A FINRA arbitration panel has ordered Wells Fargo Advisors Financial Network to pay a fine of $400 per day in connection with a claim by a New Jersey widow that her Wells broker, Leonard Kinsman, of Staten Island, lost almost $600,000 of her $2,250,000 life insurance payment through risky trades made without her consent.
The St. Louis-based wealth management unit of Wells Fargo is being fined for not yet complying with a discovery order related to the Kinsman case. In her FINRA complaint, Robin Fratto, 54, of Freehold, alleged that Kinsman, whom she met while he was with Merrill Lynch (he jumped ship for Wells in 2016 and left in 2019) forged her signature on a number of documents authorizing high-risk trading with the proceeds of the life insurance settlement, which she received in the wake of her husband’s death in 2011. He is also accused of improperly selling her two illiquid annuity products with high fees that she had to cash in prematurely to get her $580,000 house out of foreclosure.

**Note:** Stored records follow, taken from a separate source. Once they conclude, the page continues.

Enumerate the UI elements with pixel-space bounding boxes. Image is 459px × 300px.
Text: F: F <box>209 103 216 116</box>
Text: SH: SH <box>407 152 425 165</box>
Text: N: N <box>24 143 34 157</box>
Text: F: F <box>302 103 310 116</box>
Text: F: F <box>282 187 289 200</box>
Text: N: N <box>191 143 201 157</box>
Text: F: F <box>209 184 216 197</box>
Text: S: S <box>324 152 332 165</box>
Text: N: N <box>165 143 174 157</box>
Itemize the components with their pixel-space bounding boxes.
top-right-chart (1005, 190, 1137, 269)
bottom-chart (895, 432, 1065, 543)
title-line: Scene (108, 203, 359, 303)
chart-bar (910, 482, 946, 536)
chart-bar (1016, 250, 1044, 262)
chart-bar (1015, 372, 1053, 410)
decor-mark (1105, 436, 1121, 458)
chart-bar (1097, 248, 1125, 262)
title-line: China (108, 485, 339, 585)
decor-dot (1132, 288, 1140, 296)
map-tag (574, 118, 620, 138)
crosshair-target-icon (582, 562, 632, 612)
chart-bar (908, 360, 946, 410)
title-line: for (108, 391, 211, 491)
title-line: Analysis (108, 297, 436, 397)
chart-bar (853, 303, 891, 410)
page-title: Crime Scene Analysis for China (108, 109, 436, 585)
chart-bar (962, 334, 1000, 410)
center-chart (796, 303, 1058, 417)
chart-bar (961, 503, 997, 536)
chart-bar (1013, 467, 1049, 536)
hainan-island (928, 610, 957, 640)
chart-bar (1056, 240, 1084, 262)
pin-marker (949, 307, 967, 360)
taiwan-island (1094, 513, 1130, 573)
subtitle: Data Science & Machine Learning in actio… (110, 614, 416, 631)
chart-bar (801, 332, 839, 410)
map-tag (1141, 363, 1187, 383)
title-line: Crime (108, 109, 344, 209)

Fratto, a housewife with three daughters and a confessedly “unsophisticated investor,” alleged in the complaint that she had initially sought out Kinsman to invest her life insurance payment in a conservative manner so that she could maintain her family’s lifestyle and pay for her children’s educations.
Instead, she alleged, Kinsman mischaracterized her risk appetite, overstated her net worth by several million dollars and listed her as “an experienced aggressive trader,” in account opening documents.
Kinsman also had her open up “unsuitable” margin and options trading accounts, which was “aimed at pure speculation.”
He then made “speculative” investments with the money, buying puts on the market calls on gold, foreign oil stocks, large short-term bets of several hundred thousand dollars on a single mutual fund and other “improper” short-term trading, all of which earned him “substantial commissions and likely undisclosed fees” despite incurring “large losses” for the client.
Kinsman went on to advise Fratto to buy two annuity products for $700,000, which tied up about 70% of her disposable income, the complaint alleges. These were supposed to generate 5% in annual returns, but did not, and the housewife had to liquidate them, losing “substantial additional funds as a result” and was assessed "significant penalties.”
Kinsman is no stranger to allegations of improper promises on sales of annuities, as he settled in 2016 a complaint to FINRA by another Wells' client that he had falsely promised a client a 5% investment return on the product and that there were no fees.
Wells has yet to produce the “discovery” documentation, hence the sanctions. If the two parties do not arrive at a settlement, the next step for the case would be an arbitration hearing. FINRA declined to comment.
About 75% of the approximately 1,000 cases the organization receives each year end up settling, usually with the firm or advisor paying the client without admitting wrongdoing, often to avoid the legal costs of arbitration.
Wells Fargo Advisors spokeswoman Jackie Knolhoff declined to comment for this article. Kinsman, who is not represented by an attorney, could not be reached for comment.